Qu’est-ce que t’as appris de Stefan Everts en Europe ? Je sais que tu n’as roulé qu’en 85cc et sur l’Europe 250 à l’époque, mais qu’est-ce qu’il t’a appris ?

Stefan m’a aidé sur quelques points mais en fait, c’était surtout Harry Everts qui nous a filé un gros coup de main. Harry était vraiment super, et il nous a beaucoup aidés. Il était bien plus impliqué. Stefan nous disait des petits trucs de temps en temps. Genre quand Stefan était déçu, il était du genre à te le faire comprendre, mais c’était surtout Harry qui était vraiment à fond derrière nous. Ils m’ont bien aidé à bosser sur mon style de pilotage, principalement.

Désormais, tu bosses avec  Johnny O’Mara. Tu as toujours eu les meilleurs coachs pour apprendre.

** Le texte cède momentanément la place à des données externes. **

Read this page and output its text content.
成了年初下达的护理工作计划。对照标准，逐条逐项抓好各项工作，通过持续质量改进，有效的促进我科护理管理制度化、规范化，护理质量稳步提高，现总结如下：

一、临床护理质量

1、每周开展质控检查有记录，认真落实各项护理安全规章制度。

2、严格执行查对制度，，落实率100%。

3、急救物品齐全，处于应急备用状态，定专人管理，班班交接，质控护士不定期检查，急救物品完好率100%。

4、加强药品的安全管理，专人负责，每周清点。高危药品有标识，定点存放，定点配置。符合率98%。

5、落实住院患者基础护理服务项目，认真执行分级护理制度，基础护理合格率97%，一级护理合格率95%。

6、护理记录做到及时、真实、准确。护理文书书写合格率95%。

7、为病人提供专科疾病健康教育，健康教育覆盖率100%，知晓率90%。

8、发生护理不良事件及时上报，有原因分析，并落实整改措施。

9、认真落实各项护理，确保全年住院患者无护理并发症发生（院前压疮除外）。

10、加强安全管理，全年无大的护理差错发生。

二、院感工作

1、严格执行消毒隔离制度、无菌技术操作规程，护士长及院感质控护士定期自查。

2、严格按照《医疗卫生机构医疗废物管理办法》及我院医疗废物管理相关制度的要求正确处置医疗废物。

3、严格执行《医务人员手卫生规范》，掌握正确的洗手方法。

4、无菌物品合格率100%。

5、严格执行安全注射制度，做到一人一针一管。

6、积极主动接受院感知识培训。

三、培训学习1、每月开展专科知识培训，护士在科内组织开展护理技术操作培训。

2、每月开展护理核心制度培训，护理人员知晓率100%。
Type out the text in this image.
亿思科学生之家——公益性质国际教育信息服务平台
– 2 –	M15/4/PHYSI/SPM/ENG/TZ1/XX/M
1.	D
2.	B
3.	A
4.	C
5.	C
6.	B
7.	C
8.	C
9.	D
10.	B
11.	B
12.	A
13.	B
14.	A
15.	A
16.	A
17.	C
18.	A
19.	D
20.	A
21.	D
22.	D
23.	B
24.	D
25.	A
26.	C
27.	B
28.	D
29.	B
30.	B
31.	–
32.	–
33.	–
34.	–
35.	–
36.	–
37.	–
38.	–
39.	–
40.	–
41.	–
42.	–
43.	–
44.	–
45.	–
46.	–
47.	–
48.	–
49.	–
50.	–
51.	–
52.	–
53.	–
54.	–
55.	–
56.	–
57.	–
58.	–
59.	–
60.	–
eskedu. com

Ça t’a aidé ?

C’est sûr, à 100 %. Je pense que l’un des trucs les plus importants pour moi, c’est d’avoir eu ces mecs-là à mes côtés pour pouvoir apprendre d’eux, mais aussi de pouvoir retenir ce qu’ils m’enseignaient, tout en l’appliquant. Tu peux être entraîné par les meilleurs coachs, mais si tu ne captes rien ou que tu ne mets rien en pratique, ça ne sert à rien. Donc ouais, j’ai des gens incroyables autour de moi, avec qui j’ai eu de super relations. Franchement, je n’aurais jamais imaginé avoir les numéros de Ricky Carmichael ou James Stewart dans mon téléphone. Je n’aurais jamais pensé pouvoir appeler James pour aller jouer au golf, ou même Ricky. C’est fou et je suis super reconnaissant. Johnny O’Mara, c’est une légende aussi. Être coaché par Stefan et Harry, c’est pareil, ce sont des légendes. Donc ouais, j’ai vraiment de la chance de connaître ces gens, et de pouvoir travailler – comme passer du temps –  avec eux. Quand j’étais gamin, je ne m’en rendais pas compte, mais maintenant, en prenant le temps d’y repenser, c’est juste fou.

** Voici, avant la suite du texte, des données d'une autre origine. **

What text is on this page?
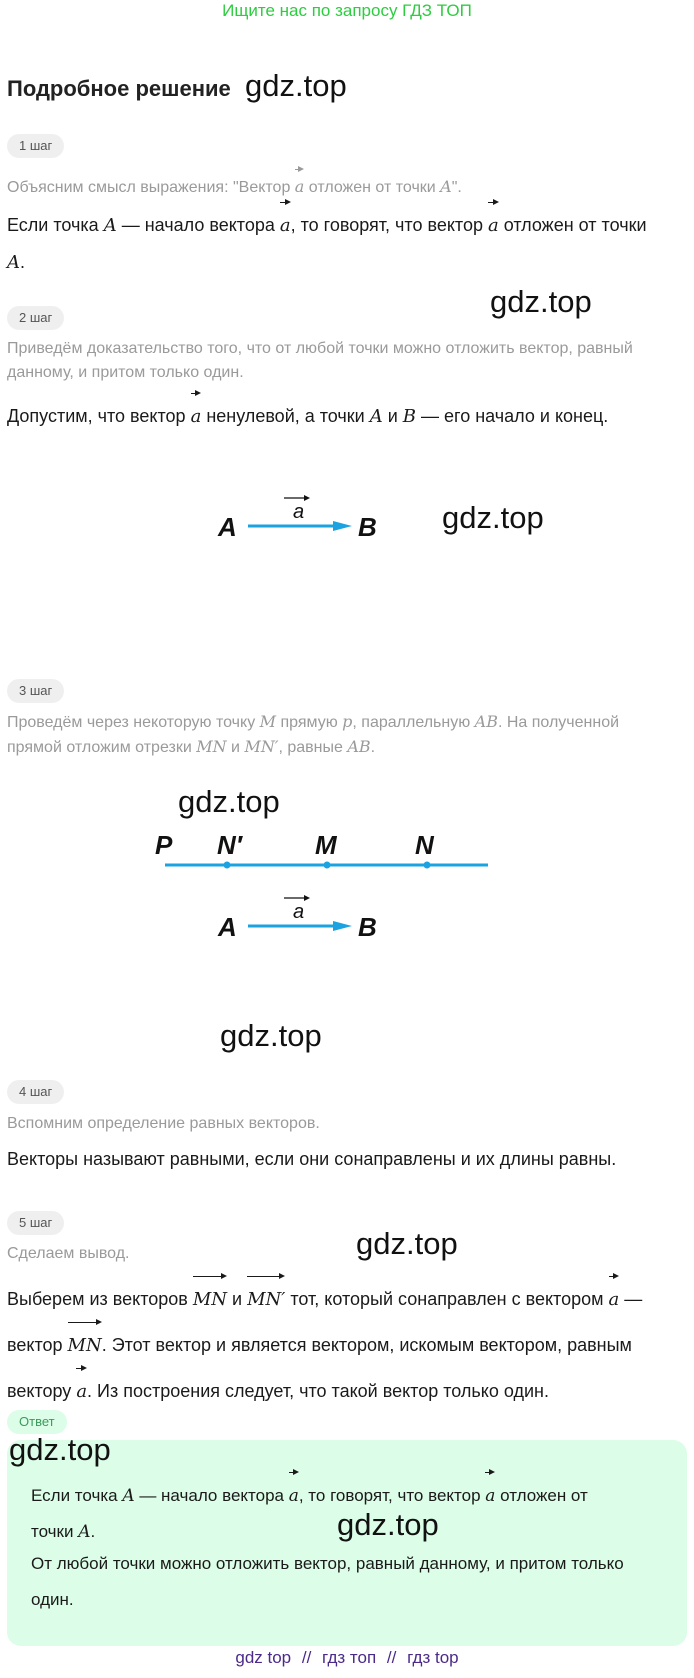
Ищите нас по запросу ГДЗ ТОП
Подробное решение gdz.top
1 шаг
Объясним смысл выражения: "Вектор
a отложен от точки A".
Если точка A — начало вектора
a, то говорят, что вектор
a отложен от точки
A.
gdz.top
2 шаг
Приведём доказательство того, что от любой точки можно отложить вектор, равный данному, и притом только один.
Допустим, что вектор
a ненулевой, а точки A и B — его начало и конец.
A	B
a	gdz.top
3 шаг
Проведём через некоторую точку M прямую p, параллельную AB. На полученной прямой отложим отрезки MN и MN′, равные AB.
gdz.top
P N′	M	N
A	B
a
gdz.top
4 шаг
Вспомним определение равных векторов.
Векторы называют равными, если они сонаправлены и их длины равны.
5 шаг
gdz.top
Сделаем вывод.
Выберем из векторов
MN и
MN′ тот, который сонаправлен с вектором
a —
вектор
MN. Этот вектор и является вектором, искомым вектором, равным
вектору
a. Из построения следует, что такой вектор только один.
Ответ
gdz.top
Если точка A — начало вектора
a, то говорят, что вектор
a отложен от
точки A.	gdz.top
От любой точки можно отложить вектор, равный данному, и притом только один.
gdz top // гдз топ // гдз top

Tu es un peu le McGrath des temps modernes. Tu es devenu la star de cette génération, tu as le charisme pour porter le sport et peut-être le rendre encore plus grand public. Tu ressens de la pression ou une certaine responsabilité par rapport à ça ?

Non, je vais juste me concentrer sur moi, sur ce que j’ai à faire. Pour le reste, je laisserai les choses se faire. Je ne me lève pas tous les matins en me disant que je vais rendre le sport meilleur. Si je fais ce que je fais et que des opportunités se présentent, je ferai de mon mieux en tout cas. Je pense que le sport ira là où il doit aller, mais pour l’instant, je me concentre juste sur moi et sur le fait d’être la meilleure version de moi-même.

Si quelqu’un t’avait dit – à l’époque de l’Europe – que tu allais devenir l’un des incontournables du sport, tu l’aurais cru ?

J’aurais répondu que ce serait super, mais que ça allait être dur. J’ai toujours eu ces objectifs en tête, mais peut-être pas autant ancrés à l’époque. J’avais des plus petits objectifs, sur le court terme, donc je pense que ça m’aurait surpris d’entendre ça.

Maintenant que tu as déjà tout gagné du haut de tes 21 ans, est-ce que tu vises les records pour un jour prendre ta retraite en ayant le titre de nouveau GOAT ?

Comme tu l’as dit, j’ai déjà gagné tout ce que je pouvais gagner ici en termes de championnats. Il reste toujours des terrains sur lesquels je ne me suis pas imposé, donc on peut se servir de ça comme d’une motivation. Chercher les records, c’est quelque chose qui peut me permettre de rester sur mes gardes. Il faut se fixer des objectifs sur le court terme, mais aussi des plus gros sur le long terme même si les gens ne comprennent pas toujours ça. Il faut penser plus loin parce que si l’objectif c’est juste le titre, tu risques de vite ne plus avoir de nouveaux objectifs et prendre la porte de sortie plus tôt que prévu. Je veux rester dans le sport aussi longtemps que possible, en bonne santé, jusqu’à ce que je me dise que j’en ai assez. On se donne des objectifs qui peuvent sembler stupides, mais c’est histoire d’avoir un plan sur le long terme, c’est comme ça que je fonctionne.

Un mot sur les Nations. Tu as dû te battre avec Herlings, Tomac, Roczen, Gajser & les autres. Tu es celui qui arrive, et tu te bats avec ces légendes. Ça te fait quoi ?

C’était vraiment cool. Franchement, c’est une belle expérience de rouler contre tous ces gars-là. C’était déjà génial de les voir en piste, mais en plus de pouvoir les dépasser, c’était encore mieux [rires]. Surtout, c’est une expérience incroyable. Pouvoir rouler avec ces gars-là, c’est un honneur pour moi.